One important difference, however, is the number of times a molecule returns to the vicinity of the origin at \(x_i=0\). In one dimension, this happens infinitely often, in two dimensions this happens but sometimes involves long waits, and in three dimensions this is not guaranteed to happen. (It is impossible to get lost in 1d, there is hope in 2d, and you rarely find home when lost and drunk in 3d).
How fast do things move?
The typical genetic energy of every particle is \(\frac{mv^2}{2}\approx \frac{kT}{2}\) (we are ignoring the factor of 3 for each spatial dimension). The velocity is therefore given by
$$ v = \sqrt{\frac{kT}{m}} \approx \sqrt{\frac{4 pN\cdot nm}{m}} = \sqrt{\frac{4 \cdot 10^{-21} N m}{m}} = \sqrt{\frac{4 \cdot10^{-21} kg}{m}}\frac{m}{s} $$
A protein of 30kDa weighs about \(5\times 10^{-23}\)kg suggesting a velocity of 10m/s. A water molecule with just 20Da (\(3\times 10^{-26}\)kg) would move at several 100m/s.
If we compare the speed to the diffusion constant, we can work out how often the particle changes direction.

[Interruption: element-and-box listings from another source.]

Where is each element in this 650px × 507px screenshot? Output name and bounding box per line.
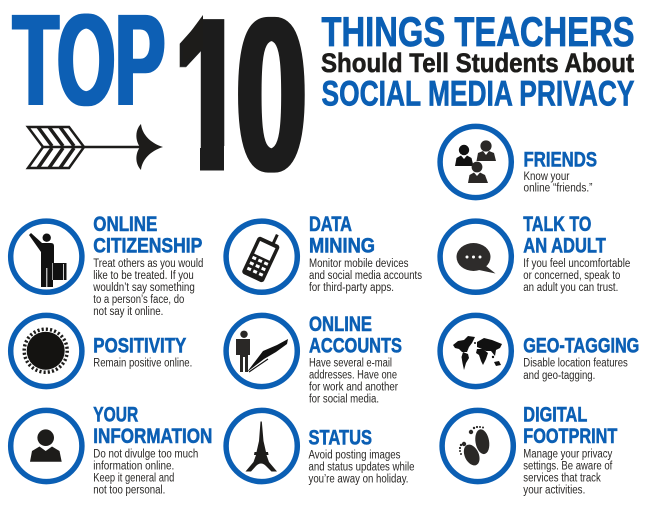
heading: DATA (309, 212, 352, 236)
text block (523, 448, 613, 496)
text block: information online. (93, 460, 174, 472)
text block: Keep it general and (93, 472, 174, 484)
text block: and status updates while (308, 461, 414, 473)
icon: user bust (11, 410, 82, 482)
heading (93, 403, 212, 448)
text block: services that track (523, 472, 601, 484)
icon: speech bubble (440, 221, 511, 292)
heading: INFORMATION (93, 424, 212, 448)
text block (309, 358, 398, 406)
panel: online accounts (226, 312, 402, 406)
text block: like to be treated. If you (93, 270, 194, 282)
heading: TALK TO (523, 212, 591, 236)
heading: ACCOUNTS (309, 334, 402, 358)
text block: for work and another (309, 382, 398, 394)
icon: mobile phone (226, 221, 297, 292)
text block: Do not divulge too much (93, 448, 198, 460)
icon: eiffel tower (226, 410, 297, 482)
icon: sun (11, 315, 82, 387)
panel: data mining (226, 212, 422, 294)
text block: If you feel uncomfortable (523, 258, 630, 270)
heading: YOUR (93, 403, 139, 427)
panel: status (226, 410, 414, 485)
panel: positivity (11, 315, 192, 387)
text block: Disable location features (523, 358, 628, 370)
text block (524, 171, 593, 195)
text block: and geo-tagging. (523, 370, 595, 382)
text block (523, 358, 628, 382)
panel: digital footprint (442, 403, 617, 496)
icon: world map (440, 315, 511, 387)
heading: STATUS (308, 425, 372, 449)
text block: for social media. (309, 394, 379, 406)
heading: FOOTPRINT (523, 424, 617, 448)
text block (308, 449, 414, 485)
heading: MINING (309, 234, 375, 258)
panel: talk to an adult (440, 212, 630, 294)
heading: ONLINE (309, 312, 372, 336)
text block: you’re away on holiday. (308, 473, 408, 485)
text block: Remain positive online. (93, 358, 192, 370)
text block: online “friends.” (524, 183, 593, 195)
heading (309, 312, 402, 358)
panel: friends (440, 126, 597, 198)
arrow (28, 124, 163, 170)
panel: your information (11, 403, 212, 496)
text block: Monitor mobile devices (309, 258, 409, 270)
text block: addresses. Have one (309, 370, 397, 382)
heading (523, 212, 606, 258)
heading (309, 212, 375, 258)
heading (523, 403, 617, 448)
panel: online citizenship (11, 212, 203, 318)
text block: Know your (524, 171, 570, 183)
text block: Manage your privacy (523, 448, 613, 460)
heading: CITIZENSHIP (93, 234, 202, 258)
text block: to a person’s face, do (93, 294, 184, 306)
text block: Treat others as you would (93, 258, 203, 270)
heading: DIGITAL (523, 403, 587, 427)
text block: not say it online. (93, 306, 163, 318)
text block: or concerned, speak to (523, 270, 620, 282)
text block: for third-party apps. (309, 282, 394, 294)
text block (523, 258, 630, 294)
text block: wouldn’t say something (92, 282, 195, 294)
text block (92, 258, 203, 318)
heading: POSITIVITY (93, 334, 186, 358)
text block: and social media accounts (309, 270, 422, 282)
icon: footprints (442, 410, 513, 482)
icon: friends (440, 126, 511, 198)
text block: not too personal. (93, 484, 165, 496)
text block: Avoid posting images (308, 449, 401, 461)
text block (93, 448, 198, 496)
text block: settings. Be aware of (523, 460, 613, 472)
icon: person with shadow (226, 315, 297, 387)
heading: FRIENDS (524, 148, 597, 172)
panel: geo-tagging (440, 315, 639, 387)
text block: Have several e-mail (309, 358, 392, 370)
heading: ONLINE (93, 212, 157, 236)
text block: your activities. (523, 484, 585, 496)
text block (309, 258, 422, 294)
text block: an adult you can trust. (523, 282, 618, 294)
title: 10 (174, 0, 307, 218)
heading: AN ADULT (523, 234, 606, 258)
icon: person with briefcase (11, 221, 82, 292)
heading (93, 212, 202, 258)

The mean free path (distance without substantial change of direction) is given by \(\delta x = \delta t v\). The number of steps in time \(t\) is \(n = t/\delta t\) and the total displacement is then
$$\Delta x = \sqrt{2Dt} \sim \sqrt{\delta x^2 n} = \sqrt{t \delta t v^2} $$
Hence the \(\delta t \sim D/v^2 \) which for water would evaluate to \( 2000 \mu m^2 s/10^{17} \mu m^2 = 2\times 10^{-14}s\). During this time, a water molecule travels about \(10^{-10}m\), that is about one atomic radius.